Tuesday 10 January 2017

Trudy Rubin: Lessons from the Taiwan call

Last month I visited Taiwan, off the coast of China, to check out the repercussions of a historic phone call between Taiwanese President Tsai Ing-wen and President-elect Donald Trump.
Initially, the Taiwanese were elated by the Dec. 2 call — the first such contact between leaders in Taipei and the United States since 1979. That’s when Washington switched its recognition from the government of Taiwan to the government of mainland China. Most other countries followed suit.
However, the United States retained warm, informal relations with Taipei, whose leaders hoped the congratulatory call would intensify those ties. Then came Donald Trump’s follow-up tweets and interviews, which turned the brief exchange into a challenge to U.S.-China policy as a whole.
This worried Taiwanese leaders, who never intended to provoke a major U.S.-China confrontation. As I heard from government officials, legislators, think-tankers and journalists in Taipei, many fear Trump sees them simply as a bargaining chip in a trade war with China. They also fear that China will make Taiwan pay for Trump’s provocations.
The whole episode illustrates how careless words or tweets from Trump can undermine valid efforts to upgrade policy and harm the allies the changes are meant to help.
A bit of history is needed to understand why the China-Taiwan issue could become the first big foreign policy crisis of the Trump presidency. After the nationalist Chinese lost the civil war to the Communists, their leader, Chiang Kai-shek, fled in 1949 with thousands of followers to Taiwan. He set up an authoritarian state that he claimed was the rightful government of all of China; China, on the other hand, said Taiwan was a renegade province of the government in Beijing.
Despite these tensions, Chiang Kai-shek’s son, Chiang Ching-kuo, gradually introduced democratic elections to the island in the 1980s. With its population of 24 million mostly ethnic Chinese citizens, Taiwan has become a vibrant democracy and hi-tech giant that is one of America’s closest trading partners.
So the question remains: How to reconcile Taiwan’s desire to remain an independent democracy with Beijing’s insistence that it will eventually reclaim the island? The answer has been for Taiwan and the United States — with Chinese acquiescence — to maintain a careful ambiguity over the island’s status.
But all that could now change.
The key has been a diplomatic formula known as the “One China” policy. In 1992, Beijing and Taipei agreed there was only “One China” encompassing the mainland and Taiwan — but disagreed over what the term meant.
However, the principle signified that Taiwan would not declare independence. As the years passed, though, the Taiwanese people, especially the youth who have grown up and been educated in a democracy, have begun to view themselves as wholly Taiwanese.

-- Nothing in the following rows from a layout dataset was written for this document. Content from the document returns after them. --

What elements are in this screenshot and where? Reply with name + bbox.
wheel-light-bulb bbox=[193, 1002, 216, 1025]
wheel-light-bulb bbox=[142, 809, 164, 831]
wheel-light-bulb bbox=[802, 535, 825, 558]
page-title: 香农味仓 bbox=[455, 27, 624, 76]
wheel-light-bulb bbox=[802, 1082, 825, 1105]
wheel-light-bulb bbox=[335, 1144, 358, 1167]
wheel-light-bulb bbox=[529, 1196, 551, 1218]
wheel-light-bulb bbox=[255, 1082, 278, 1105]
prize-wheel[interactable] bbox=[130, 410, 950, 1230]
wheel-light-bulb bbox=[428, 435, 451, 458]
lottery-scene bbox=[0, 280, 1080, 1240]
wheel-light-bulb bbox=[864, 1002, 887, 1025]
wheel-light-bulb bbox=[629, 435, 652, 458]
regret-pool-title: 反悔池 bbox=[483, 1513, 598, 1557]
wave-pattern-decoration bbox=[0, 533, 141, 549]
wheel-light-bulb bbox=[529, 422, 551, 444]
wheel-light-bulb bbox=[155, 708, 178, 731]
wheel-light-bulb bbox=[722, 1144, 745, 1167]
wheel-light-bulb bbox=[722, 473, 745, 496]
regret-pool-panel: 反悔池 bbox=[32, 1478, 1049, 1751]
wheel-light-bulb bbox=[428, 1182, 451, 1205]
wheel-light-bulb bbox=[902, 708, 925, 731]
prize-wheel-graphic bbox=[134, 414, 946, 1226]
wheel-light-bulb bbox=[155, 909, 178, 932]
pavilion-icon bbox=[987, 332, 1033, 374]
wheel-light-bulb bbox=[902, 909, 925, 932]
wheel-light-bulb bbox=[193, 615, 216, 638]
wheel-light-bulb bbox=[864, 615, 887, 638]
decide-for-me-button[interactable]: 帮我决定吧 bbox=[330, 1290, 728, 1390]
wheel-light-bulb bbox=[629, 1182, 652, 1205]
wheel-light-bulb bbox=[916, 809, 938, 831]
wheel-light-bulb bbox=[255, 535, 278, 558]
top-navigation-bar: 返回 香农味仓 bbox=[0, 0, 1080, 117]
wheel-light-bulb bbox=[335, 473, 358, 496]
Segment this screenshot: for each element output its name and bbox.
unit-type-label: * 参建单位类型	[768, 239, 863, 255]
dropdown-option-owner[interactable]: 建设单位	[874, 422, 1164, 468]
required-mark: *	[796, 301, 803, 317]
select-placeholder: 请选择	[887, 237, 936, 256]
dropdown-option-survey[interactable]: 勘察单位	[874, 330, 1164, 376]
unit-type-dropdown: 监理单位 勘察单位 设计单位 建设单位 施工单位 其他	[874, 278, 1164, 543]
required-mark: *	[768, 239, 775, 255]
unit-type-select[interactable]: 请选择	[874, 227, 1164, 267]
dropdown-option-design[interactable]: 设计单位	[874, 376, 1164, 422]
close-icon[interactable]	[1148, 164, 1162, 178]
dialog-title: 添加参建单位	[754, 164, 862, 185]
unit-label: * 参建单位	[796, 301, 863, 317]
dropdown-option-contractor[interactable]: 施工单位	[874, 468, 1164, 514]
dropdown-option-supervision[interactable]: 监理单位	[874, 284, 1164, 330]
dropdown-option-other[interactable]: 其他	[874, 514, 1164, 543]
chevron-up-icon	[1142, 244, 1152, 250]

President Tsai, elected last year, leads the Democratic Progressive party, which considers Taiwan an independent country. In response to her victory, Beijing froze ongoing contacts with Taiwan and sharply reduced the lucrative flow of mainland tourists to Taiwan.
However, Tsai has stressed that she will maintain the status quo in relations with China and officials told me the call did not represent a policy shift. But Beijing is already retaliating, sending an aircraft carrier to conduct drills near the island, and making efforts to peel off some of the 21 small countries that recognize Taiwan.
The hope was that a call would lead to closer trade ties with the United States, including sales of defensive weapons or military technology that Taiwan needs but Washington has been reluctant to provide.
Vincent Chao, a spokesman for the Taiwanese National Security Council, said the expectation was that news of the call would be kept low key. “‘One China’ was not in the phone call,” he told me. Taiwanese officials communicated with the Trump team on media strategy and were asked to send a draft press release. “Before we heard back, a press release went out from their side, and then came the tweets.”
Those follow-up tweets blared the news of Trump’s call to the “President of Taiwan,” implying that he recognized her as a sovereign leader, and blasted China’s policy on trade, North Korea and the South China Sea. Then he went on Fox News and asked why he should adhere to the “One China” policy unless China made concessions on those issues.
“China was more upset about the raising of the ‘One China’ principle than the phone call,” said legislator Lo. “We were really surprised the president-elect himself would tweet. If big powers are going to engage in confrontation we have to be careful not to get entangled. Sometimes we become the scapegoat. It is easier for China to hit at us than at the Trump administration.”
If the president-elect really wants to warm relations with Taiwan, he shouldn’t make the island part of a frontal attack on China, with the implication that Washington will support Taiwanese independence. That could provoke a Chinese military retaliation against Taiwan that nobody wants.